Types of classification:
- Geographical classification – Data grouped by location/region (e.g., sales by state)
- Chronological classification – Data grouped by time period (e.g., production by year)
- Qualitative classification – Data grouped by attributes/qualities (e.g., by gender, colour, status)
- Quantitative classification – Data grouped by numerical values/magnitudes (e.g., by income range, weight)
## Formula / rule
Class interval formula:
$$\text{Class size (h)} = \frac{\text{Range}}{\text{Number of classes}}$$
Where Range = Highest value − Lowest value
Number of classes (Sturges' rule):
$$k = 1 + 3.322 \times \log_{10}(n)$$
Where n = total number of observations
Class boundaries vs. class limits: - Class limits – The stated upper and lower values (e.g., 10–20) - Class boundaries – Actual limits for continuous data (e.g., 9.5–20.5) to avoid gaps/overlaps - Class width – Difference between upper and lower boundaries
## Common exam applications
Example: Classify the following marks into appropriate classes
Marks obtained by 20 students: 15, 23, 34, 42, 18, 56, 64, 71, 38, 45, 52, 61, 27, 39, 48, 55, 68, 74, 31, 47
Solution: - Highest value = 74, Lowest value = 15 - Range = 74 − 15 = 59 - Using Sturges' rule: k = 1 + 3.322 × log₁₀(20) = 1 + 3.322 × 1.301 ≈ 5.3 ≈ 5 classes - Class width = 59 ÷ 5 = 11.8 ≈ 12
Classification:
| Class | Frequency | |-------|-----------| | 10–22 | 3 | | 22–34 | 4 | | 34–46 | 5 | | 46–58 | 4 | | 58–70 | 3 | | 70–82 | 1 |
## Common mistakes
- Overlapping classes – "10–20, 20–30" creates ambiguity.
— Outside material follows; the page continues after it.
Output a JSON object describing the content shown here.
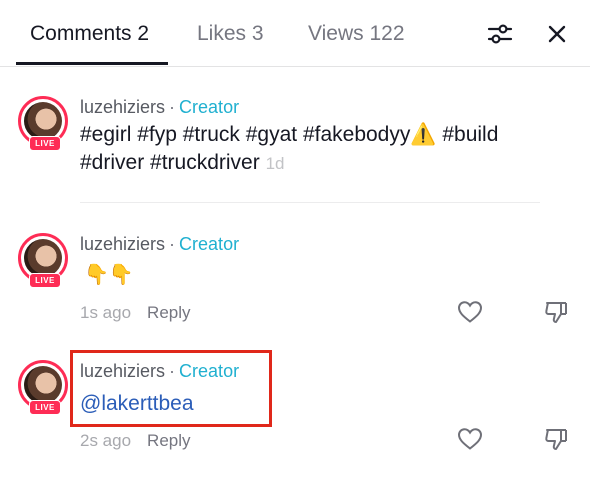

Use "10–19, 20–29" or boundaries "9.5–19.5, 19.5–29.5"
- Unequal class widths – Causes distortion in frequency distribution analysis; always keep widths uniform unless justified
- Too many/too few classes – More than 15 classes reduces clarity; fewer than 4 classes loses detail. Follow Sturges' rule
- Ignoring class boundaries for continuous data – For continuous variables, always use boundaries; for discrete variables, limits suffice
- Not ensuring mutually exclusive, exhaustive classes – Every observation must fit into exactly one class
- Poor choice of classification type – Selecting qualitative classification for numerical data wastes analytical potential
Key examination tip: In numerical problems, always compute range first, apply Sturges' rule to determine optimal number of classes, then calculate class width. State assumptions clearly (e.g., inclusive lower limit, exclusive upper limit) to avoid ambiguity.